First, we're hearing from the Wisdom of Solomon, part of the Greek version of the Old Testament (sometimes called the Second Canon or the Apocrypha, which just means hidden or obscure writings). The full passage is here, though we're skipping verses 14-15 for some reason. I love the Wisdom of Solomon because it is both very philosophical in an ancient manner, influenced by Greek thought and culture, and very devout. This week we will hear about the way God's power and God's mildness interact:
For your strength is the source of righteousness,
and your sovereignty over all causes you to spare all.
For you show your strength when people doubt the completeness of your power,
and you rebuke any insolence among those who know it.
Although you are sovereign in strength, you judge with mildness,
and with great forbearance you govern us;
for you have power to act whenever you choose.
Our passage from Romans is about hope, among other things, and the creation groaning in travail until the delivery of the children of God. This is an image Christians have mulled and meditated over for many centuries. The creation has been subjected to futility, for the sake of hope--this is a strange thought. Our world of universal mortality is, in Paul's words, pregnant with something new, and we groan along with the world as we await our redemption. Indeed we "suffer with [Christ] so that we may be glorified with him." This hope, however, is a secret thing. If we hope for what is seen, Paul says, what kind of hope is that? We hope in the unseen--unseen but yet somehow known and sensed within this world of groaning.
Jesus, in a characteristic parable, puts this matter of hope in a very different way. A field is sown with wheat, and at night an enemy comes and sows it with tares. For many historical commentators and artists, this is the key moment in the parable: while the workers sleep, the enemy is at work, following, mimicking, and ultimately marring the work of God. God never builds a church but the Devil sets up a copy of it next door, as Luther put it (more or less). Modern commentators and preachers tend to focus more on what comes next:
The slaves said to him, “Then do you want us to go and gather them?” But he replied, “No; for in gathering the weeds you would uproot the wheat along with them. Let both of them grow together until the harvest; and at harvest time I will tell the reapers, Collect the weeds first and bind them in bundles to be burned, but gather the wheat into my barn.” ’
But the early hearers of Matthew's Gospel may have been listening to something else in this. Yes, they had to contend with divisions in the church (and in the wider Jewish community of which they were still probably a part), which they understood to be the work of a demonic power. But they had no power to uproot the "weeds" around them, being a small and weak community. They needed to understand God's forbearance, and they needed to hope that they would ultimately be vindicated--that among the weeds of the world, they would not be finally choked out of existence.

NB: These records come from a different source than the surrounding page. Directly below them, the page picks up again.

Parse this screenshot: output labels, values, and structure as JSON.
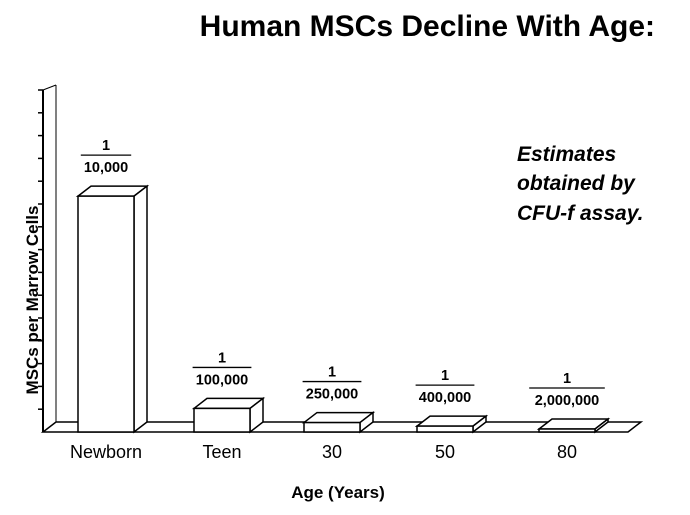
{
  "chart_data": {
    "type": "bar",
    "title": "Human MSCs Decline With Age:",
    "xlabel": "Age (Years)",
    "ylabel": "MSCs per Marrow Cells",
    "categories": [
      "Newborn",
      "Teen",
      "30",
      "50",
      "80"
    ],
    "values": [
      0.0001,
      1e-05,
      4e-06,
      2.5e-06,
      5e-07
    ],
    "data_labels": [
      {
        "numerator": "1",
        "denominator": "10,000"
      },
      {
        "numerator": "1",
        "denominator": "100,000"
      },
      {
        "numerator": "1",
        "denominator": "250,000"
      },
      {
        "numerator": "1",
        "denominator": "400,000"
      },
      {
        "numerator": "1",
        "denominator": "2,000,000"
      }
    ],
    "annotation": [
      "Estimates",
      "obtained by",
      "CFU-f assay."
    ],
    "ylim": [
      0,
      0.000145
    ],
    "style": "3d",
    "bar_color": "#ffffff",
    "line_color": "#000000"
  }
}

I must admit that lately I have been struggling with hope as our Scriptures and theology use the term. I am not especially hopeful--using the term casually, I suppose--about the future course of the coronavirus pandemic or, for that matter, the unfolding crises of climate change that the pandemic seems to be mimicking in a miniature, sped-up way. I don't see a way that our institutions will address the problems adequately, our culture and expectations adapt to deep and enduring changes, and our networks of inter-dependence sustain us. I ask myself what my work or anyone else's will mean as we sail straight into what threaten to be major storms ahead.
So it helps to remember that Paul and, in a different way, Jesus are talking about hope in a sense that really excludes the possibility of envisioning its fulfillment. I am dissatisfied by my own preaching and writing when I am left using "hope" as a box stuffed with IOUs, or as a spot on a draft saying "[add more examples here]." Everything else I can talk about practicing or picturing--as something we can do or imagine. Hope is more like an acknowledgment of God's freedom--that God is active in history and in current events and in every detail of our lives, both good and bad, but also beyond them all in ways we cannot comprehend. And just as a cell in a body wracked with labor pangs does not know what will come, and just as an ephemeral flower at the end of its bloom does not know the place it has in a vast and mortal creation, we don't know what God has laid up for us.
Finally, we'll take a look this week at the seventh and eighth commandments: against stealing and bearing false witness against our neighbor. I find myself especially moved by Luther's explanation of the false witness prohibition:
We are to fear and love God, so that we do not tell lies about our neighbors, betray or slander them, or destroy their reputations. Instead we are to come to their defense, speak well of them, and interpret everything they do in the best possible light.